2025-02-20 HaiPress
Que le syndic de l’immeuble ait décidé de démissionner,ne satisfasse plus les copropriétaires ou,tout simplement,que ces derniers aient décidé de mettre le mandat en concurrence,trouver un nouveau gérant de copropriété s’apparente parfois à un parcours du combattant. Le premier problème est tout simplement mathématique. En 1965,lors de la création du régime de la copropriété,il n’en existait que 50 000. Elles sont désormais 700 000 et leur nombre va continuer à augmenter au fil de la construction d’immeubles et de la division des bâtiments en monopropriété. Le nombre de syndics,quant à lui,n’augmente pas,voire diminue.
L’Union des syndicats de l’immobilier (UNIS) indique que les professionnels détenteurs de la carte S (pour syndic) délivrée par les chambres de commerce et d’industrie (CCI) sont un peu plus de 5 000 en 2025. Rappelons que la carte S est une obligation pour exercer le métier. « Et,sur les 5 000 cabinets existants,seulement 500 se consacrent entièrement au syndic,les autres font également de la gestion locative et de la transaction »,indique Danielle Dubrac,présidente de l’UNIS.
La concentration en cours dans le métier explique en partie cette situation : certains petits cabinets indépendants ont été progressivement rachetés par de grands groupes comme Foncia,Citya,Immo de France,Square Habitat (Crédit agricole),Sergic ou Evoriel (anciennement Nexity). Qu’ils appartiennent à de grands groupes ou soient indépendants,les syndics font également face à la diminution du nombre de collaborateurs au sein des cabinets.

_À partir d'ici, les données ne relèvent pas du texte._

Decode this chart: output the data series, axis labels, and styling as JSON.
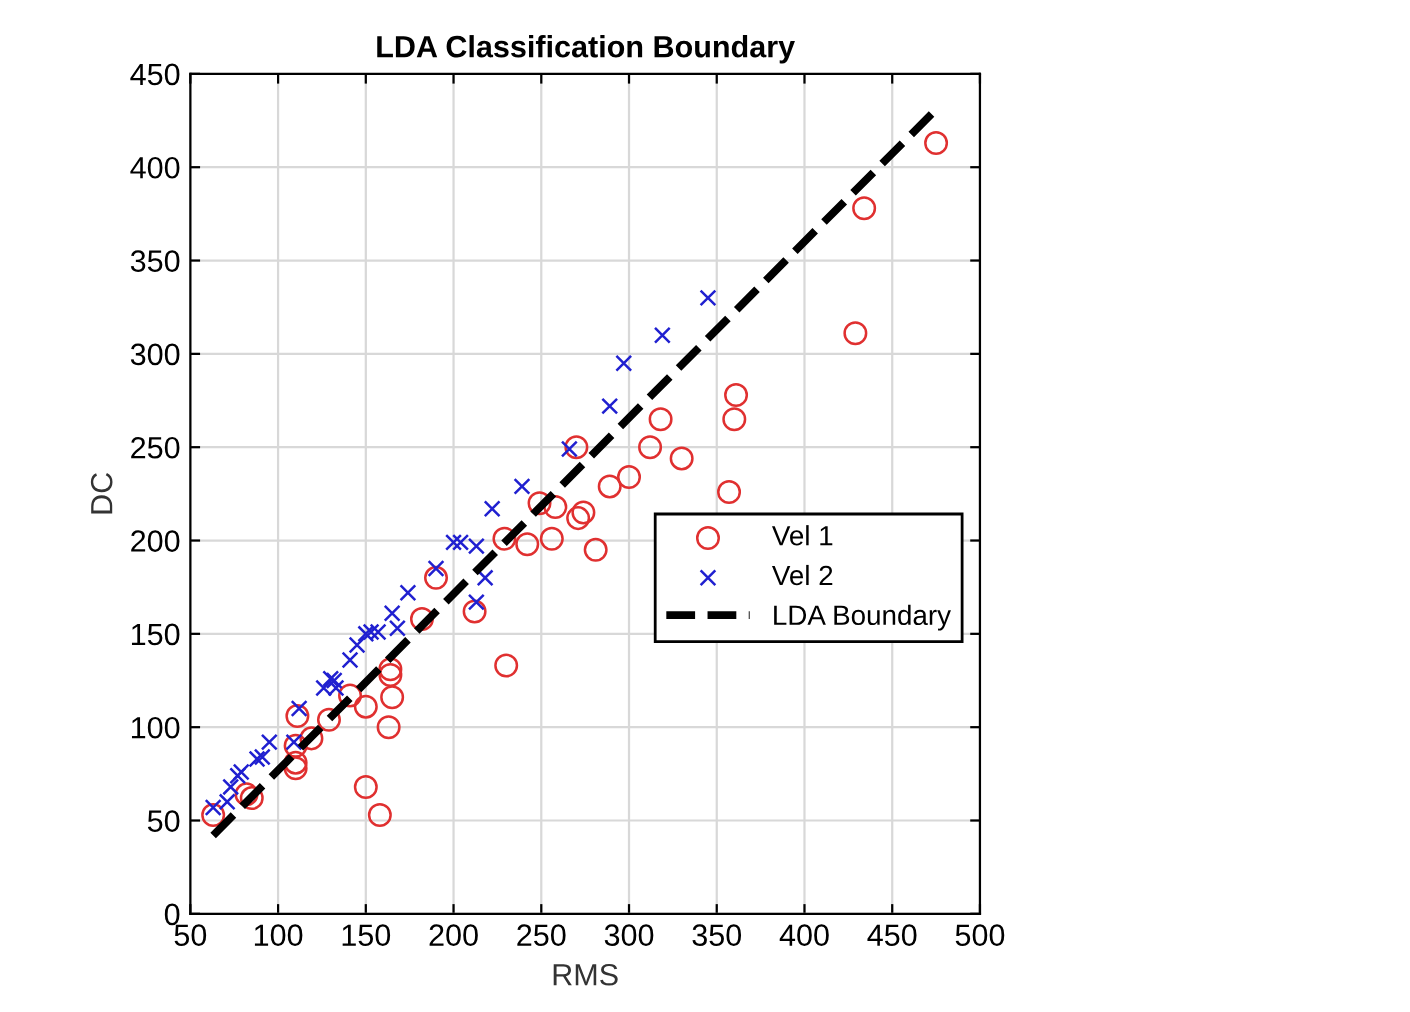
{
  "chart_data": {
    "type": "scatter",
    "title": "LDA Classification Boundary",
    "xlabel": "RMS",
    "ylabel": "DC",
    "xlim": [
      50,
      500
    ],
    "xticks": [
      50,
      100,
      150,
      200,
      250,
      300,
      350,
      400,
      450,
      500
    ],
    "ylim": [
      0,
      450
    ],
    "yticks": [
      0,
      50,
      100,
      150,
      200,
      250,
      300,
      350,
      400,
      450
    ],
    "grid": true,
    "legend": "center right",
    "series": [
      {
        "name": "Vel 1",
        "marker": "circle",
        "color": "#e03030",
        "x": [
          63,
          82,
          85,
          110,
          110,
          110,
          111,
          119,
          129,
          141,
          150,
          150,
          158,
          163,
          165,
          164,
          164,
          182,
          190,
          212,
          230,
          229,
          242,
          249,
          256,
          258,
          271,
          274,
          281,
          289,
          300,
          312,
          318,
          330,
          270,
          475,
          434,
          429,
          361,
          360,
          357
        ],
        "values": [
          53,
          64,
          62,
          90,
          81,
          78,
          106,
          94,
          104,
          117,
          111,
          68,
          53,
          100,
          116,
          131,
          128,
          158,
          180,
          162,
          133,
          201,
          198,
          220,
          201,
          218,
          212,
          215,
          195,
          229,
          234,
          250,
          265,
          244,
          250,
          413,
          378,
          311,
          278,
          265,
          226
        ]
      },
      {
        "name": "Vel 2",
        "marker": "cross",
        "color": "#2020d0",
        "x": [
          63,
          71,
          73,
          77,
          79,
          88,
          91,
          95,
          109,
          112,
          126,
          130,
          132,
          133,
          141,
          145,
          150,
          153,
          157,
          165,
          168,
          174,
          190,
          200,
          204,
          213,
          218,
          213,
          222,
          239,
          266,
          289,
          297,
          319,
          345
        ],
        "values": [
          57,
          60,
          68,
          74,
          76,
          83,
          84,
          92,
          92,
          110,
          121,
          126,
          125,
          121,
          136,
          144,
          150,
          151,
          151,
          161,
          153,
          172,
          185,
          199,
          199,
          197,
          180,
          167,
          217,
          229,
          249,
          272,
          295,
          310,
          330
        ]
      },
      {
        "name": "LDA Boundary",
        "type": "line",
        "line_style": "dashed",
        "marker": "none",
        "color": "#000000",
        "x": [
          63,
          474
        ],
        "values": [
          42,
          430
        ]
      }
    ]
  }
}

Métier décrié et très prenant,notamment le soir,puisqu’il faut s’adapter aux disponibilités des copropriétaires,les syndics peinent à recruter.

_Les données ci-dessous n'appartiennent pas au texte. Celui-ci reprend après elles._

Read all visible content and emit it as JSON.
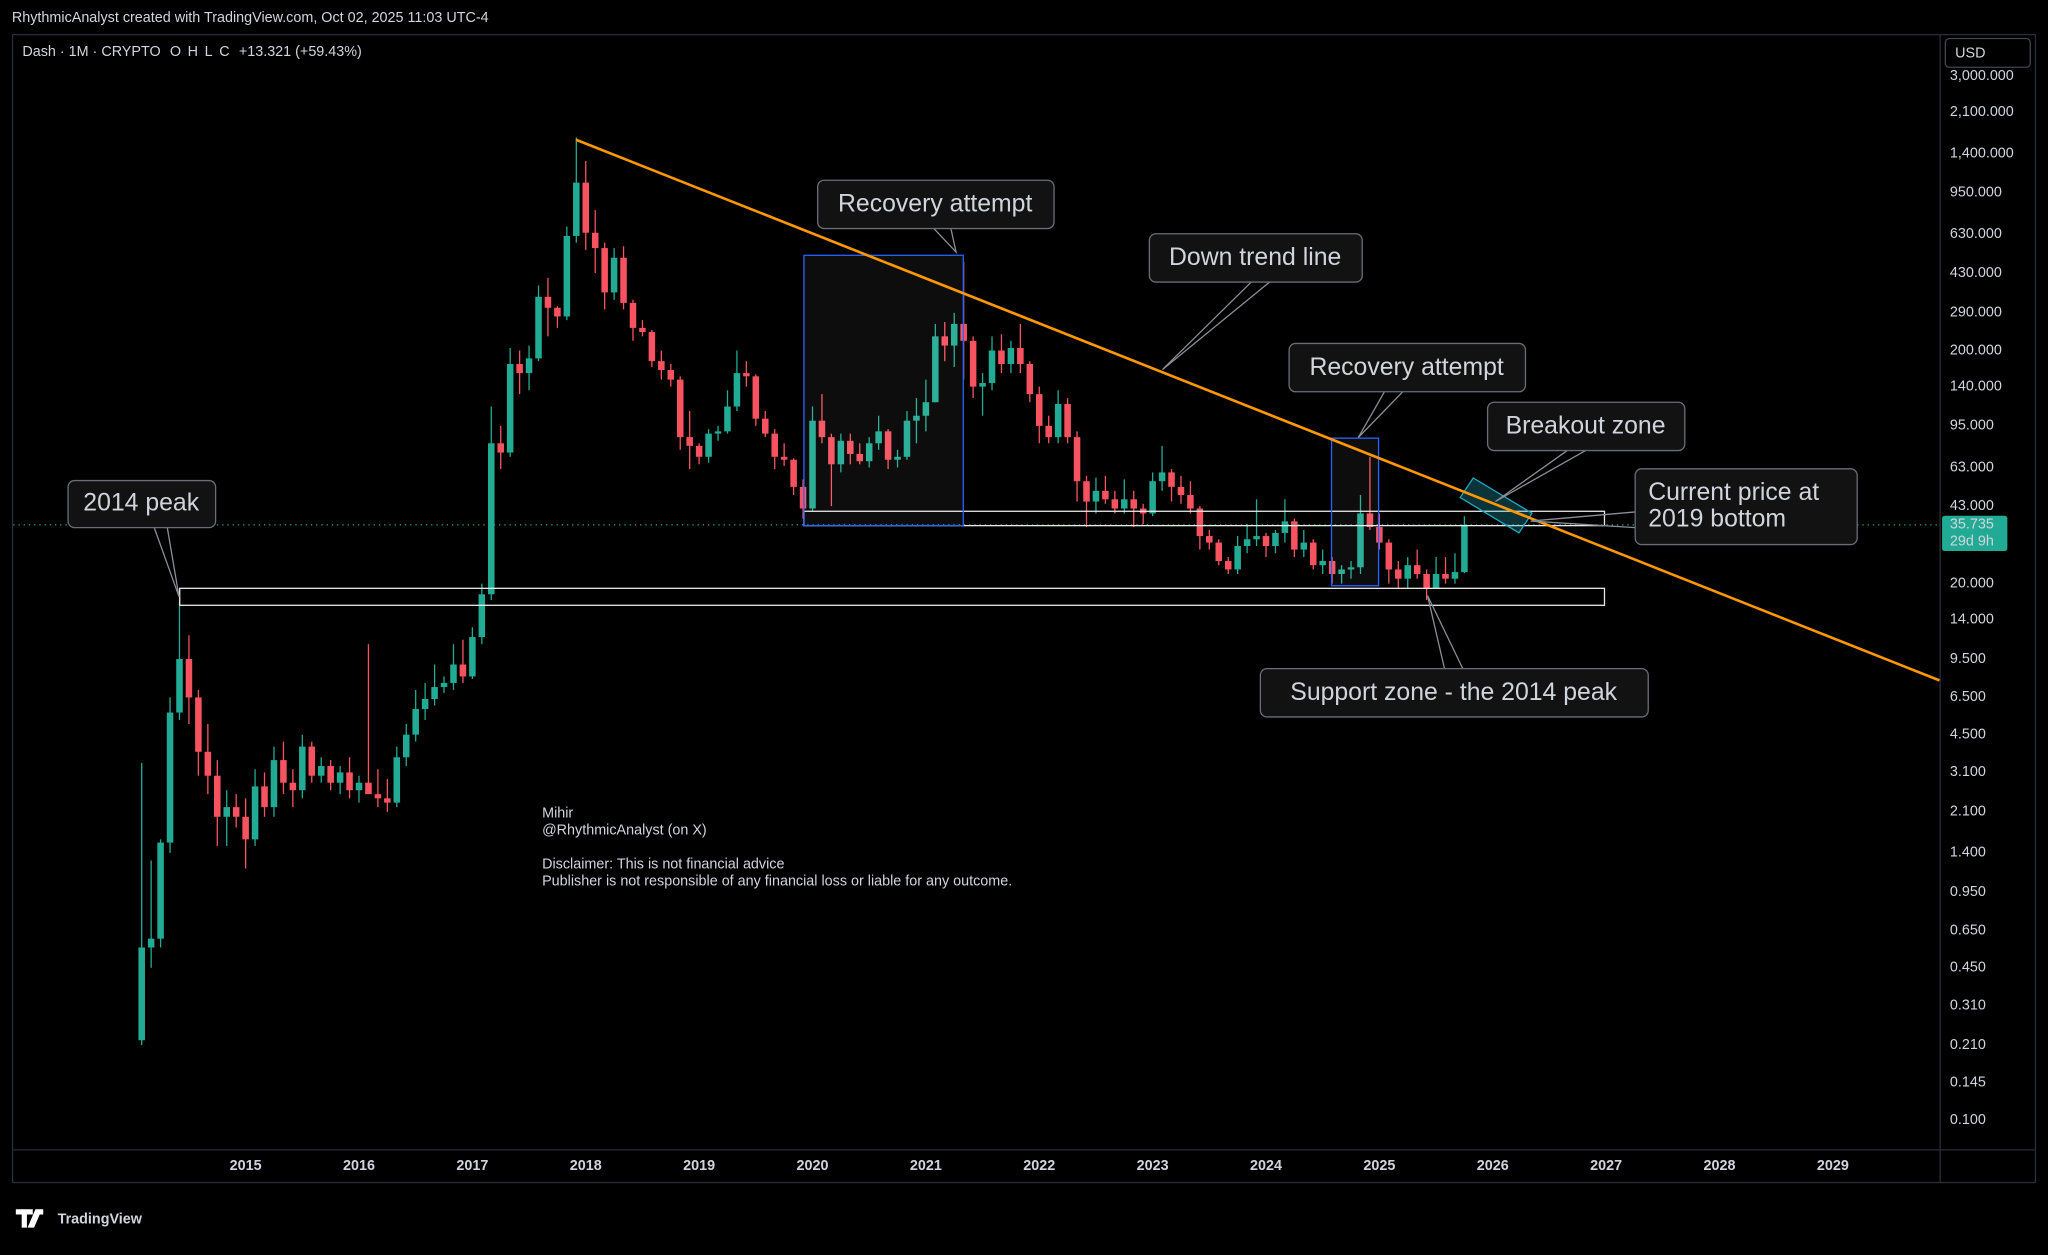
{
  "chart_data": {
    "type": "candlestick",
    "header": "RhythmicAnalyst created with TradingView.com, Oct 02, 2025 11:03 UTC-4",
    "symbol": "Dash · 1M · CRYPTO",
    "ohlc_labels": [
      "O",
      "H",
      "L",
      "C"
    ],
    "change": "+13.321 (+59.43%)",
    "currency": "USD",
    "countdown": "29d 9h",
    "up_color": "#22ab94",
    "down_color": "#f7525f",
    "log_scale": true,
    "xlim": [
      2012.95,
      2029.94
    ],
    "xticks": [
      2015,
      2016,
      2017,
      2018,
      2019,
      2020,
      2021,
      2022,
      2023,
      2024,
      2025,
      2026,
      2027,
      2028,
      2029
    ],
    "ylim": [
      0.075,
      4500
    ],
    "yticks": [
      {
        "value": 0.1,
        "label": "0.100"
      },
      {
        "value": 0.145,
        "label": "0.145"
      },
      {
        "value": 0.21,
        "label": "0.210"
      },
      {
        "value": 0.31,
        "label": "0.310"
      },
      {
        "value": 0.45,
        "label": "0.450"
      },
      {
        "value": 0.65,
        "label": "0.650"
      },
      {
        "value": 0.95,
        "label": "0.950"
      },
      {
        "value": 1.4,
        "label": "1.400"
      },
      {
        "value": 2.1,
        "label": "2.100"
      },
      {
        "value": 3.1,
        "label": "3.100"
      },
      {
        "value": 4.5,
        "label": "4.500"
      },
      {
        "value": 6.5,
        "label": "6.500"
      },
      {
        "value": 9.5,
        "label": "9.500"
      },
      {
        "value": 14,
        "label": "14.000"
      },
      {
        "value": 20,
        "label": "20.000"
      },
      {
        "value": 43,
        "label": "43.000"
      },
      {
        "value": 63,
        "label": "63.000"
      },
      {
        "value": 95,
        "label": "95.000"
      },
      {
        "value": 140,
        "label": "140.000"
      },
      {
        "value": 200,
        "label": "200.000"
      },
      {
        "value": 290,
        "label": "290.000"
      },
      {
        "value": 430,
        "label": "430.000"
      },
      {
        "value": 630,
        "label": "630.000"
      },
      {
        "value": 950,
        "label": "950.000"
      },
      {
        "value": 1400,
        "label": "1,400.000"
      },
      {
        "value": 2100,
        "label": "2,100.000"
      },
      {
        "value": 3000,
        "label": "3,000.000"
      }
    ],
    "x": [
      "2014-02",
      "2014-03",
      "2014-04",
      "2014-05",
      "2014-06",
      "2014-07",
      "2014-08",
      "2014-09",
      "2014-10",
      "2014-11",
      "2014-12",
      "2015-01",
      "2015-02",
      "2015-03",
      "2015-04",
      "2015-05",
      "2015-06",
      "2015-07",
      "2015-08",
      "2015-09",
      "2015-10",
      "2015-11",
      "2015-12",
      "2016-01",
      "2016-02",
      "2016-03",
      "2016-04",
      "2016-05",
      "2016-06",
      "2016-07",
      "2016-08",
      "2016-09",
      "2016-10",
      "2016-11",
      "2016-12",
      "2017-01",
      "2017-02",
      "2017-03",
      "2017-04",
      "2017-05",
      "2017-06",
      "2017-07",
      "2017-08",
      "2017-09",
      "2017-10",
      "2017-11",
      "2017-12",
      "2018-01",
      "2018-02",
      "2018-03",
      "2018-04",
      "2018-05",
      "2018-06",
      "2018-07",
      "2018-08",
      "2018-09",
      "2018-10",
      "2018-11",
      "2018-12",
      "2019-01",
      "2019-02",
      "2019-03",
      "2019-04",
      "2019-05",
      "2019-06",
      "2019-07",
      "2019-08",
      "2019-09",
      "2019-10",
      "2019-11",
      "2019-12",
      "2020-01",
      "2020-02",
      "2020-03",
      "2020-04",
      "2020-05",
      "2020-06",
      "2020-07",
      "2020-08",
      "2020-09",
      "2020-10",
      "2020-11",
      "2020-12",
      "2021-01",
      "2021-02",
      "2021-03",
      "2021-04",
      "2021-05",
      "2021-06",
      "2021-07",
      "2021-08",
      "2021-09",
      "2021-10",
      "2021-11",
      "2021-12",
      "2022-01",
      "2022-02",
      "2022-03",
      "2022-04",
      "2022-05",
      "2022-06",
      "2022-07",
      "2022-08",
      "2022-09",
      "2022-10",
      "2022-11",
      "2022-12",
      "2023-01",
      "2023-02",
      "2023-03",
      "2023-04",
      "2023-05",
      "2023-06",
      "2023-07",
      "2023-08",
      "2023-09",
      "2023-10",
      "2023-11",
      "2023-12",
      "2024-01",
      "2024-02",
      "2024-03",
      "2024-04",
      "2024-05",
      "2024-06",
      "2024-07",
      "2024-08",
      "2024-09",
      "2024-10",
      "2024-11",
      "2024-12",
      "2025-01",
      "2025-02",
      "2025-03",
      "2025-04",
      "2025-05",
      "2025-06",
      "2025-07",
      "2025-08",
      "2025-09",
      "2025-10"
    ],
    "candles": [
      [
        0.22,
        3.4,
        0.21,
        0.55
      ],
      [
        0.55,
        1.3,
        0.45,
        0.6
      ],
      [
        0.6,
        1.6,
        0.55,
        1.55
      ],
      [
        1.55,
        6.5,
        1.4,
        5.6
      ],
      [
        5.6,
        17,
        5.2,
        9.5
      ],
      [
        9.5,
        12,
        5,
        6.5
      ],
      [
        6.5,
        7,
        3,
        3.8
      ],
      [
        3.8,
        5,
        2.5,
        3
      ],
      [
        3,
        3.5,
        1.5,
        2
      ],
      [
        2,
        2.6,
        1.5,
        2.2
      ],
      [
        2.2,
        2.5,
        1.8,
        2
      ],
      [
        2,
        2.4,
        1.2,
        1.6
      ],
      [
        1.6,
        3.2,
        1.5,
        2.7
      ],
      [
        2.7,
        3.1,
        2,
        2.2
      ],
      [
        2.2,
        4,
        2,
        3.5
      ],
      [
        3.5,
        4.2,
        2.5,
        2.8
      ],
      [
        2.8,
        3.2,
        2.2,
        2.6
      ],
      [
        2.6,
        4.5,
        2.4,
        4
      ],
      [
        4,
        4.2,
        2.8,
        3
      ],
      [
        3,
        3.6,
        2.8,
        3.3
      ],
      [
        3.3,
        3.5,
        2.6,
        2.8
      ],
      [
        2.8,
        3.3,
        2.5,
        3.1
      ],
      [
        3.1,
        3.6,
        2.4,
        2.6
      ],
      [
        2.6,
        3,
        2.3,
        2.8
      ],
      [
        2.8,
        11,
        2.6,
        2.5
      ],
      [
        2.5,
        3.2,
        2.2,
        2.4
      ],
      [
        2.4,
        2.9,
        2.1,
        2.3
      ],
      [
        2.3,
        4,
        2.2,
        3.6
      ],
      [
        3.6,
        5,
        3.3,
        4.5
      ],
      [
        4.5,
        7,
        4.2,
        5.8
      ],
      [
        5.8,
        7.5,
        5.2,
        6.4
      ],
      [
        6.4,
        9,
        6,
        7.2
      ],
      [
        7.2,
        8,
        6.8,
        7.5
      ],
      [
        7.5,
        11,
        7,
        9
      ],
      [
        9,
        11.5,
        7.5,
        8
      ],
      [
        8,
        13,
        7.8,
        11.8
      ],
      [
        11.8,
        20,
        11,
        18
      ],
      [
        18,
        115,
        17,
        80
      ],
      [
        80,
        95,
        62,
        73
      ],
      [
        73,
        205,
        70,
        175
      ],
      [
        175,
        200,
        130,
        160
      ],
      [
        160,
        210,
        135,
        185
      ],
      [
        185,
        380,
        180,
        340
      ],
      [
        340,
        410,
        230,
        305
      ],
      [
        305,
        310,
        250,
        280
      ],
      [
        280,
        680,
        270,
        620
      ],
      [
        620,
        1640,
        580,
        1050
      ],
      [
        1050,
        1300,
        540,
        640
      ],
      [
        640,
        800,
        430,
        550
      ],
      [
        550,
        580,
        300,
        355
      ],
      [
        355,
        550,
        330,
        500
      ],
      [
        500,
        560,
        300,
        320
      ],
      [
        320,
        330,
        220,
        250
      ],
      [
        250,
        270,
        230,
        240
      ],
      [
        240,
        245,
        170,
        180
      ],
      [
        180,
        200,
        150,
        165
      ],
      [
        165,
        175,
        140,
        150
      ],
      [
        150,
        155,
        75,
        85
      ],
      [
        85,
        110,
        62,
        78
      ],
      [
        78,
        80,
        65,
        70
      ],
      [
        70,
        92,
        66,
        88
      ],
      [
        88,
        95,
        82,
        90
      ],
      [
        90,
        135,
        88,
        115
      ],
      [
        115,
        200,
        110,
        160
      ],
      [
        160,
        180,
        140,
        155
      ],
      [
        155,
        158,
        95,
        102
      ],
      [
        102,
        110,
        85,
        88
      ],
      [
        88,
        92,
        62,
        70
      ],
      [
        70,
        80,
        64,
        68
      ],
      [
        68,
        69,
        48,
        52
      ],
      [
        52,
        56,
        38,
        42
      ],
      [
        42,
        115,
        41,
        100
      ],
      [
        100,
        130,
        80,
        85
      ],
      [
        85,
        88,
        43,
        65
      ],
      [
        65,
        88,
        60,
        82
      ],
      [
        82,
        88,
        65,
        72
      ],
      [
        72,
        80,
        65,
        67
      ],
      [
        67,
        85,
        63,
        80
      ],
      [
        80,
        105,
        75,
        90
      ],
      [
        90,
        92,
        62,
        68
      ],
      [
        68,
        75,
        63,
        70
      ],
      [
        70,
        110,
        68,
        100
      ],
      [
        100,
        125,
        80,
        105
      ],
      [
        105,
        150,
        90,
        120
      ],
      [
        120,
        260,
        120,
        230
      ],
      [
        230,
        265,
        180,
        210
      ],
      [
        210,
        290,
        170,
        260
      ],
      [
        260,
        480,
        150,
        220
      ],
      [
        220,
        230,
        125,
        140
      ],
      [
        140,
        160,
        105,
        145
      ],
      [
        145,
        230,
        135,
        200
      ],
      [
        200,
        235,
        160,
        175
      ],
      [
        175,
        220,
        160,
        205
      ],
      [
        205,
        260,
        160,
        175
      ],
      [
        175,
        180,
        120,
        130
      ],
      [
        130,
        140,
        80,
        95
      ],
      [
        95,
        105,
        80,
        85
      ],
      [
        85,
        135,
        80,
        118
      ],
      [
        118,
        125,
        80,
        85
      ],
      [
        85,
        90,
        45,
        55
      ],
      [
        55,
        58,
        35,
        45
      ],
      [
        45,
        57,
        40,
        50
      ],
      [
        50,
        58,
        44,
        46
      ],
      [
        46,
        50,
        40,
        42
      ],
      [
        42,
        56,
        40,
        46
      ],
      [
        46,
        50,
        35,
        42
      ],
      [
        42,
        44,
        36,
        40
      ],
      [
        40,
        60,
        39,
        55
      ],
      [
        55,
        78,
        50,
        60
      ],
      [
        60,
        62,
        45,
        52
      ],
      [
        52,
        58,
        44,
        48
      ],
      [
        48,
        55,
        40,
        42
      ],
      [
        42,
        43,
        28,
        32
      ],
      [
        32,
        34,
        28,
        30
      ],
      [
        30,
        31,
        24,
        25
      ],
      [
        25,
        26,
        22,
        23
      ],
      [
        23,
        32,
        22,
        29
      ],
      [
        29,
        36,
        27,
        31
      ],
      [
        31,
        46,
        29,
        32
      ],
      [
        32,
        33,
        26,
        29
      ],
      [
        29,
        34,
        27,
        33
      ],
      [
        33,
        46,
        30,
        37
      ],
      [
        37,
        38,
        26,
        28
      ],
      [
        28,
        34,
        26,
        30
      ],
      [
        30,
        31,
        23,
        24
      ],
      [
        24,
        28,
        22,
        25
      ],
      [
        25,
        26,
        20,
        22
      ],
      [
        22,
        24,
        20,
        23
      ],
      [
        23,
        25,
        21,
        23.5
      ],
      [
        23.5,
        48,
        22,
        40
      ],
      [
        40,
        70,
        34,
        35
      ],
      [
        35,
        40,
        28,
        30
      ],
      [
        30,
        31,
        20,
        23
      ],
      [
        23,
        25,
        19,
        21
      ],
      [
        21,
        26,
        19,
        24
      ],
      [
        24,
        28,
        21,
        22
      ],
      [
        22,
        23,
        17,
        19
      ],
      [
        19,
        26,
        19,
        22
      ],
      [
        22,
        26,
        20,
        21
      ],
      [
        21,
        27,
        20,
        22.414
      ],
      [
        22.414,
        38.919,
        22.176,
        35.735
      ]
    ],
    "annotations": [
      "2014 peak",
      "Recovery attempt",
      "Down trend line",
      "Recovery attempt",
      "Breakout zone",
      "Current price at",
      "2019 bottom",
      "Support zone - the 2014 peak"
    ],
    "watermark": [
      "Mihir",
      "@RhythmicAnalyst (on X)",
      "Disclaimer: This is not financial advice",
      "Publisher is not responsible of any financial loss or liable for any outcome."
    ],
    "footer": "TradingView"
  }
}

Alors qu’en théorie l’article 21 de la loi du 10 juillet 1965 prévoit que le mandat soit remis en concurrence au minimum tous les trois ans,en réalité,la plupart des copropriétés y renoncent,d’autant qu’aucune sanction n’est prévue. « La difficulté de trouver un syndic se pose tout particulièrement pour les petites copropriétés de moins de 10 lots »,observe Loïc Cantin,président de la Fédération nationale de l’immobilier (FNAIM). Compte tenu de leur petite taille et de l’ampleur des tâches à accomplir,ces immeubles sont rarement rentables pour les syndics professionnels. Les honoraires pour la gestion courante de l’immeuble démarrent généralement à 3 000 euros,ce qui représente un coût élevé à se partager entre quelques copropriétaires.